If you know anything about Baumbach’s films and more particularly his writing and shooting style, White Noise most likely will be medium close-ups of dialogue, dialogue, dialogue and more dialogue. White Noise‘s big visual element is a depiction of a big train accident that spreads toxic waste all over the place; there’s also a car accident scene involving a lake or pond in which the car sinks. But it mainly sounds like a boilerplate Baumbach talkathon.

I’m asking because there’s a Twitter rumor (linked to last night by World of Reel‘s Jordan Ruimy) that the White Noise tab is over $100 million, and perhaps as high as $140 million.

The latter figure comes from a film-set worker named “Saul Atreides” (a Jewish nom de plume inspired by Paul Atreides). This calls for a serious trade-reporter inquiry, because as the above headline states, “Noah Baumbach” and “$100 million budget” are a serious contradiction in terms.

On top of which Driver has been made up to look late 40ish or early 50ish, and to this end Baumbach has given him a prominent pot belly. Is it prosthetic or did Driver do a “Robert DeNiro as Jake LaMotta” by going to Italy and tanking up on pasta?

Ruimy: “How does a budget on a smallish, intimate drama, set on a Midwestern college campus, balloon to $100 million plus?! This is madness. I liked Marriage Story and Kicking & Screaming, but this isn’t a guy with a big enough name or following to justify that kind of spending. It’s no wonder Netflix is cutting back now — they’ve been spending like drunken sailors for about a decade now.”

HE’s all-time favorite Baumbach film is still Greenberg (’10), but I wouldn’t like it as much if it had cost $100 million.

Paul Kolas: “It was a fool’s errand to even attempt to make a movie out of White Noise. It may be a brilliant novel, but an apt metaphor would be Ahab chasing the White Whale, and if this turns out to be Baumbach’s Heaven’s Gate, l can just see critics calling it Noah’s Flood.

“I want this to be a great movie, do I ever, but this news is most distressing.
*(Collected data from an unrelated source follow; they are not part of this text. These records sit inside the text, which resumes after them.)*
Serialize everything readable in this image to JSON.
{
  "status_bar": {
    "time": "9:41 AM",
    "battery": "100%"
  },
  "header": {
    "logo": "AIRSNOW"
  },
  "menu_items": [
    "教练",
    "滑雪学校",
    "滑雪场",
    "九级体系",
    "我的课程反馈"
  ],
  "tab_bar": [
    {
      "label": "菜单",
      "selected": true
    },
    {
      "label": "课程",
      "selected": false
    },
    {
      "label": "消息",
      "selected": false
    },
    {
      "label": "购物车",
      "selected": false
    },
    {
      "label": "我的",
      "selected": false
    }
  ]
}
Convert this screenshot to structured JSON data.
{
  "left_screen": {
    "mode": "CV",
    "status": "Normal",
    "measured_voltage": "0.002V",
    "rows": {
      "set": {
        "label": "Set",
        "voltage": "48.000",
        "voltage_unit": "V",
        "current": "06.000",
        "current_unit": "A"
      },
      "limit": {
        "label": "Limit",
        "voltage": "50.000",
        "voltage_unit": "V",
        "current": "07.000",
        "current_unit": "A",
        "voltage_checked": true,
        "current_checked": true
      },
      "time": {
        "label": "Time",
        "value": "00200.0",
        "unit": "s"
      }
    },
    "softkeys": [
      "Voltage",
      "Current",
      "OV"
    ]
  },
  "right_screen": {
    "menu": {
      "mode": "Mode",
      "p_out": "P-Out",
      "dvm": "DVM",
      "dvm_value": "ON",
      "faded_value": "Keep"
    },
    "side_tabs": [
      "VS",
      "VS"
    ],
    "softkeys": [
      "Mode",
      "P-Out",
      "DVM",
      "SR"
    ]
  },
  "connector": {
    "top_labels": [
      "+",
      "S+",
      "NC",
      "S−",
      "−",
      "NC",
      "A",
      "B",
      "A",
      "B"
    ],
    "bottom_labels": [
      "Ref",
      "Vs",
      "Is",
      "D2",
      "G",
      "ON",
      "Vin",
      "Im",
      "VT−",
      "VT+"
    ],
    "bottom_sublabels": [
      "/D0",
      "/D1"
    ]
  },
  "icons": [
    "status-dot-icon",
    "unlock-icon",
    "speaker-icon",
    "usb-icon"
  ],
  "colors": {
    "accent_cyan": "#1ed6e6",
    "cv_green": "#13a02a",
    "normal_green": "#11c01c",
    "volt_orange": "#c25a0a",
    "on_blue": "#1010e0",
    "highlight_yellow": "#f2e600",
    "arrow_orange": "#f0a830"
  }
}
Notice that Netflix is not promoting it, or Blonde, and focusing on more commercial audience-friendly films like The Gray Man and Knives Out 2. And look at the way they are already promoting the living daylights out of Maestro, which you know will be their biggest Oscar bait movie to date, and we’ll most likely have to wait until October-November-December of next year to see it. I don’t know what the budget is on Maestro, but I seriously doubt it’s anywhere near $140 + million. No wonder Netflix is in a panic.”

** If White Noise is, in fact, an ’80s period thang, we can obviously scratch the “deranged campus wokester” angle.